#1
Hey UG!
I'm considering building my first guitar soon, partly for fun, and partly for something to do, and also because I'm in need of an upgrade.

Now I have a few questions, I'm going to be installing decent quality hardware; however I'm wondering if would it be okay if I used
1. White mahogany for the body wood,
2. White Mahogany if it's from an age old tree that was chopped down in my back yard.

If not, why?
& would it just be easier if I ordered a quality body blank from an online source?
-------------------------------------------
Gear:

Guitar(s): .Shecter Tempest EXTREMEEEEEE
--------------Maton CW-80

Amplification: Randall RG75 G3
Last edited by Nimbus456 at Sep 27, 2010,
#2
Well, it'd definately be a hell of a lot easier if you ordered a body from online, coz you wouldn't have to shape it yourself, mess it up the first couple of times and whatever.
But then, usually you can only get the Les Paul, Tele and Strat shapes, so if you wanted a custom shape, then probably do it yourself.
PRS SE Torero | Fender MIM Tele | Jackson RR3

Bugera TriRec Infinium | Randall RH50T

Marshall 1960AV

Soundcloud
Band Facebook
#3
I'm more then happy to shape the wood myself, simply for experience.
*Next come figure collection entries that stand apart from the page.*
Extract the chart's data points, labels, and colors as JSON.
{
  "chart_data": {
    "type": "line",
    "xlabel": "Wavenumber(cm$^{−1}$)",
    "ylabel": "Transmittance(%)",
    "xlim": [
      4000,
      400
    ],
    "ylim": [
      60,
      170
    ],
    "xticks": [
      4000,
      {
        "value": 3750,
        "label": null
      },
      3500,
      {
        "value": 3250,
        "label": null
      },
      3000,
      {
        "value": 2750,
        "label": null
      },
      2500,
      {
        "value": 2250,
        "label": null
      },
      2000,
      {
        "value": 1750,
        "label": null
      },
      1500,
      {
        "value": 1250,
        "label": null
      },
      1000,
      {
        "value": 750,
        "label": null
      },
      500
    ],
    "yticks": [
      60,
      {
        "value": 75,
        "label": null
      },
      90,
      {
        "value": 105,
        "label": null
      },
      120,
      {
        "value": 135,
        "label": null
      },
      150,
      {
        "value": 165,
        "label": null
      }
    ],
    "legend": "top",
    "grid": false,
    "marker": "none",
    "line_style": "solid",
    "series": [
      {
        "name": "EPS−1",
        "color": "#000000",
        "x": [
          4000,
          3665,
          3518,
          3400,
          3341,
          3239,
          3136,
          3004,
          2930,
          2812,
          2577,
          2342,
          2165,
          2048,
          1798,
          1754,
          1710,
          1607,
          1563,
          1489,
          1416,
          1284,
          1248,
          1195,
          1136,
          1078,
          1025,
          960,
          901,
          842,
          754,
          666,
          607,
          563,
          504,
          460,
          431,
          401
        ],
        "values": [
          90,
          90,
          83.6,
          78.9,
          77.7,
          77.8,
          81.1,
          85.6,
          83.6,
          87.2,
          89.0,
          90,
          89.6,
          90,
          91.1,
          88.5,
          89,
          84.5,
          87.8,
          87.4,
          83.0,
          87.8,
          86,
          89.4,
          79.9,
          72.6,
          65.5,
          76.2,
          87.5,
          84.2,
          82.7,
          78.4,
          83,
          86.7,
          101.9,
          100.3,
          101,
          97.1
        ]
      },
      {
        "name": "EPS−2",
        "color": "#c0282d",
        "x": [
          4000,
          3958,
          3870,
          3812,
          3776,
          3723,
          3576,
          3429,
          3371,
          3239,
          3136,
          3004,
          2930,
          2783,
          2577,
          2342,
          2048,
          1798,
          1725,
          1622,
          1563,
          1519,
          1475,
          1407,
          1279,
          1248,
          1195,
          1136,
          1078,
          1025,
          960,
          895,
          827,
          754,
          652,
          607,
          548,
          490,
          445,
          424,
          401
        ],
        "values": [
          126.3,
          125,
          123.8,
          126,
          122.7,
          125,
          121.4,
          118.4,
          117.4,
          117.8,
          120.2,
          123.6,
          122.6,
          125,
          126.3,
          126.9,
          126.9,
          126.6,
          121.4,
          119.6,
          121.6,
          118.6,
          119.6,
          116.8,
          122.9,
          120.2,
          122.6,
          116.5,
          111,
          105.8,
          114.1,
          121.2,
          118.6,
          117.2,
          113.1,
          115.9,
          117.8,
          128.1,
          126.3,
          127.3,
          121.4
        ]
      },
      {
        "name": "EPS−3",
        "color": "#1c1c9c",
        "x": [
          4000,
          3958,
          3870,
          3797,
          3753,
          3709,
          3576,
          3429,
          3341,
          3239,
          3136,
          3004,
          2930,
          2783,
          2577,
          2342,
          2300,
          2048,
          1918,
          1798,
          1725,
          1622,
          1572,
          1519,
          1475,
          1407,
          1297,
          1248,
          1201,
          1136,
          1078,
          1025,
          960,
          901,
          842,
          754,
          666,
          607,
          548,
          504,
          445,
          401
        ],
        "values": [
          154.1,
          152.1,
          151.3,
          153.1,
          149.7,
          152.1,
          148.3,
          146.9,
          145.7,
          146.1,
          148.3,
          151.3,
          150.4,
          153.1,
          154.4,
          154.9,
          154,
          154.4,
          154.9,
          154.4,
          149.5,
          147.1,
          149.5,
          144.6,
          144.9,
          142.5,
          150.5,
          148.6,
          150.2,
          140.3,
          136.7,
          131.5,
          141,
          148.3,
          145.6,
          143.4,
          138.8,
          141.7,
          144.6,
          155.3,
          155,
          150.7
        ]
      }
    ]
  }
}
However, how does white mahogany stand up to the traditional darker mahogany tone wise, strength wise, etc? Or is it just not something you'd want to make a guitar out of?
-------------------------------------------
Gear:

Guitar(s): .Shecter Tempest EXTREMEEEEEE
--------------Maton CW-80

Amplification: Randall RG75 G3
#4
White mahogany should be fine. If you mean to say that you've just chopped down the tree though, then the timber will be in no way usable for several years time, unless you happen to have a kiln to dry it in.
[quote="'[BurnTheDusk"]']Better than my plan, look at those perfect little dick suckin' lips!
Kid's a natural I tell yah!Orange Rockerverb 50 MKII
Marshall JCM 900 SL-X
Gibson Les Paul Studio Faded
Fender Mexican Standard Telecaster
Hey I built a guitar
#5
I usually go to the lumber yard and dig through the piles for hours until I find a piece of wood that wants to be a guitar.

Necks on the other hand are more scientific: as straight and even grained as you can get it.
#6
The wood needs to be dried if it was just recently cut down. Without a kiln it will take years.

You want something in the neighborhood of a 10% moisture content to avoid warping over time.